With the excitement surrounding the launch of Model 3 later in the year, investors should not wait for the stock to fall dramatically even if it misses delivery estimates in the coming quarters.

Tesla Stock: Cash Burn Worries a Long Way Off

Tesla bears have long argued that it’s only a matter of time before the company suffered a severe cash crunch that would decimate TSLA stock. Tesla is a serial big-time spender that has been burning cash for fun with little to show for it in the way of profits. The company announced that it plans to spend at least $2.5 billion during the first half of the year to bring its manufacturing facilities up to speed in readiness for Model 3.

This in effect means that Tesla will have spent $10 billion on R&D since 2014. For some perspective, mature incumbents General Motors Company (NYSE:GM) and Ford Motor Company (NYSE:F) spent $8.1 billion and $7.3 billion on R&D in 2016 and sold 3.9 million and 5.5 million vehicles, respectively. In comparison, Tesla sold just 76,000 vehicles last year. Tesla’s market cap is now approaching that of the two companies, and investors can be forgiven for feeling jittery about Tesla’s impending capital raise(s).

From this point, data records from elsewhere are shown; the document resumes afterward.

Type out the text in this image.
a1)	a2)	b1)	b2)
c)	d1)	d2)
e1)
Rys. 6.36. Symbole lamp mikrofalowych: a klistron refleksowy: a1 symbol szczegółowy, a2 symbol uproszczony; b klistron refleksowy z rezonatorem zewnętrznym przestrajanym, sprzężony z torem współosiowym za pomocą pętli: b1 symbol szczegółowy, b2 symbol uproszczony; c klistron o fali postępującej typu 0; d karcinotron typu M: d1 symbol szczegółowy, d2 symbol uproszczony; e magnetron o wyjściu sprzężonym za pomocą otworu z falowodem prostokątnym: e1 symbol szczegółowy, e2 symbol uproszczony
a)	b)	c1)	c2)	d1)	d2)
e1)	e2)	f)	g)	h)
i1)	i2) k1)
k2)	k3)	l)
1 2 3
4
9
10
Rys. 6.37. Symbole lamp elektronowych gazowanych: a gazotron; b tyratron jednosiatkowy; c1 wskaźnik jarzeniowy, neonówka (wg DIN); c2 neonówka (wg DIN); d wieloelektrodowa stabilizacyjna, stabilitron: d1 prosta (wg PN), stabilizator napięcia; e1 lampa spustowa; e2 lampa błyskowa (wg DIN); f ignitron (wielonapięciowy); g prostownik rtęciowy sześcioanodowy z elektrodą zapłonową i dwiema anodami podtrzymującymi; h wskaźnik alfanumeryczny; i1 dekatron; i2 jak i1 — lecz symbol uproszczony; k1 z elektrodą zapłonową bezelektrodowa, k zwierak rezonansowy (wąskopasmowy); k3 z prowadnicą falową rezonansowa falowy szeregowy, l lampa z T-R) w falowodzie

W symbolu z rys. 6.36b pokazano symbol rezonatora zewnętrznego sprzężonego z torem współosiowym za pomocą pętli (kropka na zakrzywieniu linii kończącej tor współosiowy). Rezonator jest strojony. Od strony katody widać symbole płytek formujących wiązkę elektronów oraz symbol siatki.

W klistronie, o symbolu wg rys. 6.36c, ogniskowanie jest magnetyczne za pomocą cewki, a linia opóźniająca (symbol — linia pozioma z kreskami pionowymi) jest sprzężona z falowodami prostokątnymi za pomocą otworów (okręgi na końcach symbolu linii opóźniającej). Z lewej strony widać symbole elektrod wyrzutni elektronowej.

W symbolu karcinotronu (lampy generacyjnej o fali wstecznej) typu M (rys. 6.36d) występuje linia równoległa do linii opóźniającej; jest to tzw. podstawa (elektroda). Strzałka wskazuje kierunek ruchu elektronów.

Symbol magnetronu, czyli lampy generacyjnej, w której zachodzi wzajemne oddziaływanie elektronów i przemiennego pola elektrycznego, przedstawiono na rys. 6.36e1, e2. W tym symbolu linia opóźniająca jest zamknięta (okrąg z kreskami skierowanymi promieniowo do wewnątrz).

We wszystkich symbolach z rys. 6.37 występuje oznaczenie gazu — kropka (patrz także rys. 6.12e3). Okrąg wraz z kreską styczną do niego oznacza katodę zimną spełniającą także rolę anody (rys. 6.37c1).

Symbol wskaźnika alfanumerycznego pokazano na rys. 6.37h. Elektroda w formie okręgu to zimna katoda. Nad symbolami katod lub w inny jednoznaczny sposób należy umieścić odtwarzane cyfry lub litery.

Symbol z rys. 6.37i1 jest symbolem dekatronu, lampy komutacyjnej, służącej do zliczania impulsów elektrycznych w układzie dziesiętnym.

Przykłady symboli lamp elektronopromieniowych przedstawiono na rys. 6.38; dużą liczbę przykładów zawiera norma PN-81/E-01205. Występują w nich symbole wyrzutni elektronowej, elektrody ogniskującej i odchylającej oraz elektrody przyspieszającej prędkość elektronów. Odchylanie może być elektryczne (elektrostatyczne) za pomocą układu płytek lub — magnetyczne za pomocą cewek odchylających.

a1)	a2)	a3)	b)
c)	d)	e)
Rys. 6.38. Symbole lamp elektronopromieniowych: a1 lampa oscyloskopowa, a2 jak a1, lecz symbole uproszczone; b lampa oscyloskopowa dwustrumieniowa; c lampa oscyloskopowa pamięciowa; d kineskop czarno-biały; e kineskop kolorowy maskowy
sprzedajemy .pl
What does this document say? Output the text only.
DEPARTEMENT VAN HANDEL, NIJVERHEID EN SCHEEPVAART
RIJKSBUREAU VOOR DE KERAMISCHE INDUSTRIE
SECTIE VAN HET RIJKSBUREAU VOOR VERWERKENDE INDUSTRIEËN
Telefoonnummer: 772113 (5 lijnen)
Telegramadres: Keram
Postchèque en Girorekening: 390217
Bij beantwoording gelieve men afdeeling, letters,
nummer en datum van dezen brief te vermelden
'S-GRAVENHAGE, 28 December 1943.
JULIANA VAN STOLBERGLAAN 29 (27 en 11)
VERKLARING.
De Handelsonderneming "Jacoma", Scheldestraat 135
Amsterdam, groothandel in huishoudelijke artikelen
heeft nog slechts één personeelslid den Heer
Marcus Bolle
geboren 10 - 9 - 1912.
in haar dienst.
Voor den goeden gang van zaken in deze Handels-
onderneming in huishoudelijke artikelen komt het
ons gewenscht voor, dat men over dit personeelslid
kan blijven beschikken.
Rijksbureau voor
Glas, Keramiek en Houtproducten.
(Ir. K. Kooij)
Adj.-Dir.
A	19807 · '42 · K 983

But the company recently quelled any such fears — at least for the foreseeable future. Tesla has just successfully completed a $1.2 billion capital raise through a mix of new shares and convertible debt. That was considerably less than what Wall Street was modeling for, meaning cash burn might not be as bad as previously imagined. TSLA sold 1.3 million shares at $262 per pop to raise $350 million, amounting to less than 1% share dilution. The balance came from convertible notes that will be due by 2022.

Investors can now rest assured that TSLA’s cash position is out of the danger zone. Deutsche Bank estimates the EV maker will exit 2017 with $1.8 billion in cash, good enough to provide a comfortable cushion.

Bottom Line on TSLA Stock

Deutsche Bank has projected that Tesla is likely to deliver 22,000 Model 3 units in 2017 and 250,000 units in 2018. So the company might not need to make more trips to the secondary and capital markets during the current year. Tesla though intends to jack up Model 3 production rate from 5,000 units per week in 2017 to 10,000 units per week in 2018, which implies that another big capital raise in the coming year cannot be ruled out.

The good thing though is that by this time, TSLA will officially have changed its status to a big-time player. Tesla CEO Elon Musk says Model 3 is designed for manufacturing and that the company understands manufacturing a lot better than it did in the past. Just don’t hold your breath for TSLA stock to fall back to earth.

As of this writing, Brian Wu did not hold a position in any of the aforementioned securities.